The National Hurricane Center (NHC) in Miami, Florida, said catastrophic storm surge of 18 to 23 feet from will affect the Abaco Islands during the next several hours. It is likely to be the most powerful storm on record to hit the Bahamas.
Storm surge, hurricane watches and tropical storm warnings are now in effect for portions of the eastern coast of Florida. The NHC said life-threatening storm surge and dangerous hurricane-force winds remain possible along parts of the east coast through mid-week.
A slight deviation to the west of the official NHC forecast — approximately 20-30 miles — would result in the core of Dorian near or over the coast. To put that in perspective, the average track error for forecasting models is 70 miles.
“Mandatory evacuation orders have now been issued for coastal areas (Zones A and B) of Palm Beach County and Martin County,” Governor DeSantis tweeted on Sunday. “If you live in these areas, heed the warning and listen to your local officials.

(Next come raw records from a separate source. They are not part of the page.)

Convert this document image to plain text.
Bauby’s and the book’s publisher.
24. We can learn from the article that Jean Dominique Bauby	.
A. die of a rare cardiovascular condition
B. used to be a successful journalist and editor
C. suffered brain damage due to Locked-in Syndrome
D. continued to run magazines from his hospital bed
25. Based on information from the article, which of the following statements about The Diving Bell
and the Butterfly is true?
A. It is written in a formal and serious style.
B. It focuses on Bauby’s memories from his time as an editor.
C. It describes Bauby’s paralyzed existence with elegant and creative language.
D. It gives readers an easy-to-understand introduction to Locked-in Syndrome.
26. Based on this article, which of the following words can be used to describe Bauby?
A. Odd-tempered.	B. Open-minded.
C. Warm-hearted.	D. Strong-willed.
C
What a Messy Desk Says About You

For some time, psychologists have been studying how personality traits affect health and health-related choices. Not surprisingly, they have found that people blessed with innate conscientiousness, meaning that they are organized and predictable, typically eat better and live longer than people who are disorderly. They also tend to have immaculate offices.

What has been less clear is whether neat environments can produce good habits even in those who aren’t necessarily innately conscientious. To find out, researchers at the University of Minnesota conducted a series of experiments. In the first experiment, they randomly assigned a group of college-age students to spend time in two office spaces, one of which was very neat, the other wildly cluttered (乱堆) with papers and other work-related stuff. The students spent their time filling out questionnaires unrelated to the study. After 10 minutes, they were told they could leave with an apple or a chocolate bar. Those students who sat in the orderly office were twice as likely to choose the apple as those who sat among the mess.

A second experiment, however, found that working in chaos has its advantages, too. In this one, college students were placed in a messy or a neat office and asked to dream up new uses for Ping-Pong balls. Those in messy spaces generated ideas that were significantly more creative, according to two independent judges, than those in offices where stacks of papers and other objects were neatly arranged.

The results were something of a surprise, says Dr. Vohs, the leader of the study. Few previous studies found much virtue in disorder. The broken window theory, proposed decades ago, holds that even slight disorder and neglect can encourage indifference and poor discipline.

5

This is a dangerous hurricane. Your safety is paramount.”
Hurricane Dorian is now a Category 5 storm on the Saffir-Simpson Hurricane Wind Scale. Pressure dropped from 925 mb measured this morning to 913 mb. Falling pressure indicates a strengthening storm.
“Hurricane Dorian is continuing to show us how unpredictable it can be,” said DEM Director Jared Moskowitz on Saturday morning. “It is vital that we continue to be prepared, that’s why we are continuing to work closely with our federal and local partners to stage and deploy resources to areas that may be impacted.”
The prolonged and catastrophic conditions are likely to set in on Grand Bahama Island later today and tonight.